By Brett Malone, Ph.D., President & CEO Virginia Tech Corporate Research Center
Not every research project succeeds. And not every company survives. However, the ones that align with the culture of winning and sign up and adopt the community charter are opting in for a much higher chance of disrupting their industry and changing the rules of the game.
So, you are probably thinking it’s not important, right?
But it is... At the Virginia Tech Corporate Research Center, we have the unique ability to witness effective project teams daily. With over 200 companies creating breakthroughs from nanomaterials to self-driving vehicles, we have a ready-made ‘team laboratory’ to understand what works and how to scale.
What we’ve observed is a consistent theme that cuts across technologies and companies. A version of “research community charter” keeps talent focused in meaningful ways and drives the culture.
We’ve seen there are three keys to this successful culture of winning. Removing barriers, seeing the unseen, and creating speed.
Barriers exist everywhere. The trick within the culture is getting your team to trust that if they focus on the road ahead, and not the speed bump under their feet, they will move forward. Navigating with purpose, just like riding a bike, means keeping eyes out ahead. Not everyone in the culture will have this skill, but almost every effective project team has one or two leaders who can help keep the vision downrange.
In 2016, CELLINK's vision enabled them to introduce the world’s first bioink, a biomaterial invention eight years (the barrier) in the making. Their journey has enabled them (the team) to become the world’s leading bioprinting company with systems used to optimize cell-based applications for more than 1,000 scientists across more than 55 countries.
As part of this trust in the road ahead, the team must see the unseen. Again, usually one or two spirited thinkers will own the concept and help the rest of the team see the opportunity. The unseen is the opportunity – and most entrepreneurs and researchers overthink this part. Subtle, obvious, and simple are the hallmarks of the unseen. Much like an elegant piece of code, an artfully crafted assay or a new concept, the unseen is obvious when revealed. I think of VPT and how it began as a casual conversation between two people (the spirited thinkers). Because they saw the unseen and were able to articulate the vision, they are now a global leader in providing power conversion solutions for use in avionics, military, space and industrial applications.
Finally, speed creates time to rework, refine and optimize. A culture that prioritizes speed over the risk of initial failure will have the time to iterate. Move quickly, adopt agility in the culture around all roles and evaluate rapidly. Importantly, this concept does not just apply to the heavy science side of things. Project management, finance and marketing all need to learn how to create MVP versions of their deliverables. (MVP of a project plan, for example).
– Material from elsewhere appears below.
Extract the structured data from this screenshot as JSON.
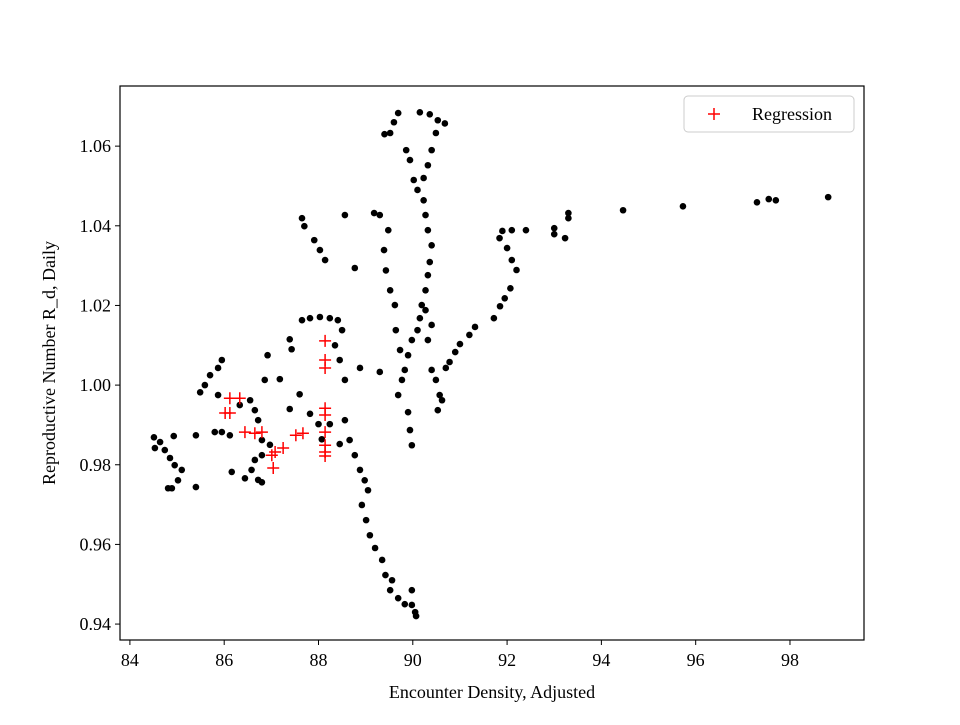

In 2005, a group of Virginia Tech student engineers designed and built three autonomous vehicles to compete in the AUVSI Intelligent Ground Vehicle Competition. Today, Torc Robotics has grown and is now a member of the Daimler Trucks family, offering a complete self-driving vehicle software and integration solution with a focus on developing self-driving trucks.
The community glues these concepts together and reinforces the culture so that any team, in any company, can operate among these rules.
Companies across the spectrum, from software to materials sciences, have adopted a similar culture of trust, unseen, and speed. Researchers, engineers, and project managers can smoothly move around in our community and be effective contributors because our culture is so prominent.
So how can you create this community? Start with championing research project level rules (barrier-free vision, unseen opportunity, and speed with purpose). Most importantly, however, is to adopt these rules as if they were the community charter.
From small teams to large multi-national projects, nothing will propel you faster than a culture of winning and a community of leaders.